Presently, he had moved on from Bay 1 of physical labour (the runaround) to Bay 2, which required him to do bodily contortions corresponding to the figures that appeared in front of him on the wall, again in grey outline against the black background. The forms that appeared were stick figures that shifted shapes every time Aseem successfully aped them. These exercises were, like everything else the Arbitron came up with, direct downloads from Aseem’s potential knowledge vault. How humans’ untapped potential could be used by the Arbitron to build itself from scratch revealed to Aseem his own greatness as a human. The greatness which could allow the advent of a whole world out of nothing was nothing short of divine, and this thought kept him going. He was never disparaged by the monotony of his life or the hardships he had had to face time and again in the sometimes-unfair black boxed world of his. He continued to strive for his ideals, the ultimate path of life, the strict adherence to EPUU-ian teachings and his own calling to the Unnamed.

As Bay 2 was over and done with in an hour’s time, it was now time for Mental Work Bay 1 to welcome Aseem into its alcove. Here was something he looked forward to after his strenuous dose of assuming bodily postures and running around on a fixed axis, moving all around and yet remaining stationary. His work for the next hour was to solve logical conundrums fed to him on a black desk that had appeared out of the wall; pen, pencil and other stationary included. These were, of course, to be solved on the principles of the EPUU, as logic would have it.
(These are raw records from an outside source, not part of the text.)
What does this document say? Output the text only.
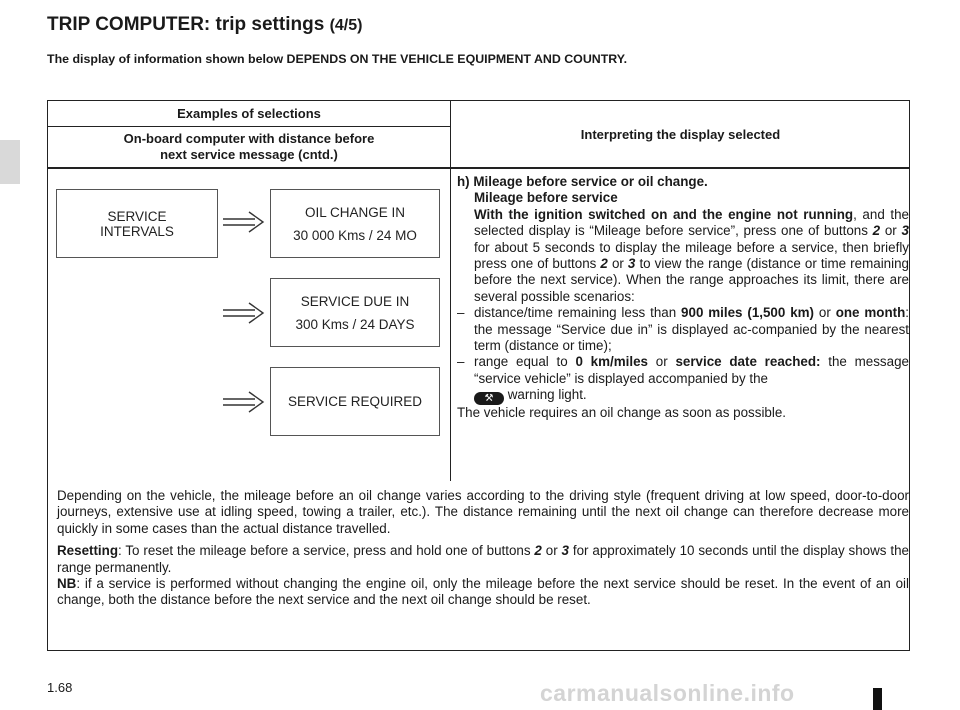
TRIP COMPUTER: trip settings (4/5)
The display of information shown below DEPENDS ON THE VEHICLE EQUIPMENT AND COUNTRY.
Examples of selections
On-board computer with distance before
next service message (cntd.)
Interpreting the display selected
SERVICE
INTERVALS
OIL CHANGE IN
30 000 Kms / 24 MO
SERVICE DUE IN
300 Kms / 24 DAYS
SERVICE REQUIRED

h) Mileage before service or oil change.

Mileage before service

With the ignition switched on and the engine not running, and the selected display is “Mileage before service”, press one of buttons 2 or 3 for about 5 seconds to display the mileage before a service, then briefly press one of buttons 2 or 3 to view the range (distance or time remaining before the next service). When the range approaches its limit, there are several possible scenarios:

– distance/time remaining less than 900 miles (1,500 km) or one month: the message “Service due in” is displayed ac-companied by the nearest term (distance or time);
– range equal to 0 km/miles or service date reached: the message “service vehicle” is displayed accompanied by the
⚒ warning light.

The vehicle requires an oil change as soon as possible.

Depending on the vehicle, the mileage before an oil change varies according to the driving style (frequent driving at low speed, door-to-door journeys, extensive use at idling speed, towing a trailer, etc.). The distance remaining until the next oil change can therefore decrease more quickly in some cases than the actual distance travelled.

Resetting: To reset the mileage before a service, press and hold one of buttons 2 or 3 for approximately 10 seconds until the display shows the range permanently.

NB: if a service is performed without changing the engine oil, only the mileage before the next service should be reset. In the event of an oil change, both the distance before the next service and the next oil change should be reset.

1.68	carmanualsonline.info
A seemingly cozy seat had also emerged from the floor, its feet fluid at the ends to allow for slight adjustment. As he sat down and made himself comfortable, the Arbitron sensed his presence at the place where he was, and words started to appear on a slightly elevated platform on the monolithically black surface of the desk. The letters, as the reader might very well have guessed, were a dull shade of grey. The first logical problem read:

“Consider that you are trapped in a world full of light and infinite space. You cannot see anywhere dark or safe to go. What do you do to save yourself from certain termination?”

Trick question. He chuckled; he knew how to tackle this one.

Close my eyes, try to sleep, pray that it’s a nightmare and nothing more, he scribbled.

The letters faded and the next question appeared, in acceptance of the fact the answer was spot on and his logical thinking remained impeccable.